Na China do século VII, com a permissão do
Imperador Taizong, missionários da Igreja do Oriente e convertidos locais
produziram vários textos sobre Jesus, posicionando-o dentro do contexto chinês.
Quase 1.000 anos depois, sob o patrocínio do governante mongol Akbar, um monge
jesuíta escreveu um volume distinto sobre a vida de Jesus, tentando abordar
várias questões na Índia do século 17 e preocupações teológicas da população
local.
Além desses textos patrocinados pelo Estado, que
permitiam que estrangeiros cristãos se engajassem abertamente no debate com as
religiões locais, várias outras obras foram produzidas na Ásia nas quais Jesus
ocupou um lugar central, muitas vezes em desafio ao poder oficial e às
imposições coloniais dos missionários ocidentais.
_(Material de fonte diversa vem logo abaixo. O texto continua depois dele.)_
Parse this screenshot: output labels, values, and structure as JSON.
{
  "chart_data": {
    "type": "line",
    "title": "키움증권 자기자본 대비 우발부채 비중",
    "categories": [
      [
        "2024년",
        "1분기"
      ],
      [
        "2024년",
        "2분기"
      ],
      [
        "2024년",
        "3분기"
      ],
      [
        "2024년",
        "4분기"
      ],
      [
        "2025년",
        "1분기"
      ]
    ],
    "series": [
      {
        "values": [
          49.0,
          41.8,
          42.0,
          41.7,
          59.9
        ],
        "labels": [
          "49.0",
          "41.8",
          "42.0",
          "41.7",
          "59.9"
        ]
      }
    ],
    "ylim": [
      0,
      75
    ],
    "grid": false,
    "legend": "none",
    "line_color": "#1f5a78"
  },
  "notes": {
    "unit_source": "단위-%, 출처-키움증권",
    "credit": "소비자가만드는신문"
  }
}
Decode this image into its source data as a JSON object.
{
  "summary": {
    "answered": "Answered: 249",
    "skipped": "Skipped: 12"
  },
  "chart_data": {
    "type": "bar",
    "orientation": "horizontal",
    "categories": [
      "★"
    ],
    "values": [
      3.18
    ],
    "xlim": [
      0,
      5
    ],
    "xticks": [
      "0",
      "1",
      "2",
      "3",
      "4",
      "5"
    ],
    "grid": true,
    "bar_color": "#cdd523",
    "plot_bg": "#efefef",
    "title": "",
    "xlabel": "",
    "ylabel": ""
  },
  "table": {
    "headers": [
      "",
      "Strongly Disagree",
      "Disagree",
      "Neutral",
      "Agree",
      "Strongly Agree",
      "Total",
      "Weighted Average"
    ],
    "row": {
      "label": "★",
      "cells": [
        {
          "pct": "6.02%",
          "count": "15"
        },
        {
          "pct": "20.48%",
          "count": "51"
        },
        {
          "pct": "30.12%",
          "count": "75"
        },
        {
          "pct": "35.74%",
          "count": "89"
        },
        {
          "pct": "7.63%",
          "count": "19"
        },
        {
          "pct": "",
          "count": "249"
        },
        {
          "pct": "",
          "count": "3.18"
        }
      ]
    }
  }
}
Considere o uso da imagem de Jesus durante a
revolução chinesa Taiping, liderada por Hong Xiuquan, um chinês convertido ao
cristianismo que queria impor um novo governo teocrático na China em meados do
século XIX; a centralidade de seu sofrimento e pobreza no movimento Minjung
coreano pela democratização e justiça social nas décadas de 1970 e 1980; ou a
reconstrução de sua vida e ensinamentos, e sua infusão com a tradição hindu
dentro do contexto da luta anticolonial indiana.
Na verdade, a figura de Jesus Cristo passou a
representar muitas visões diferentes e serviu a várias funções ao longo do
tempo e em toda a geografia. Enquanto marcamos o 2020º aniversário de seu
nascimento, em meio à turbulência global, tensão e incerteza, talvez a
multiplicidade de significados que ele incorporou nos faça repensar as
narrativas dominantes entre cristãos, muçulmanos, judeus, hindus, budistas e
outros crentes em todo o mundo.
A questão que enfrentamos hoje é muito mais do que
lembrar como historicamente temos amado e honrado Jesus, mas se sua figura tem
um significado contemporâneo para nós em nossos dias difíceis e se podemos
imaginar um futuro por meio de sua vida e exemplo?
Qual seria a aparência, a sensação de Jesus quando
o reinado do fanatismo sectário, a arrogância imperial e a conquista colonial
finalmente se exaurir e a necessidade de verdade e reconciliação começar em seu
local de nascimento na Palestina e se espalhar pelo mundo?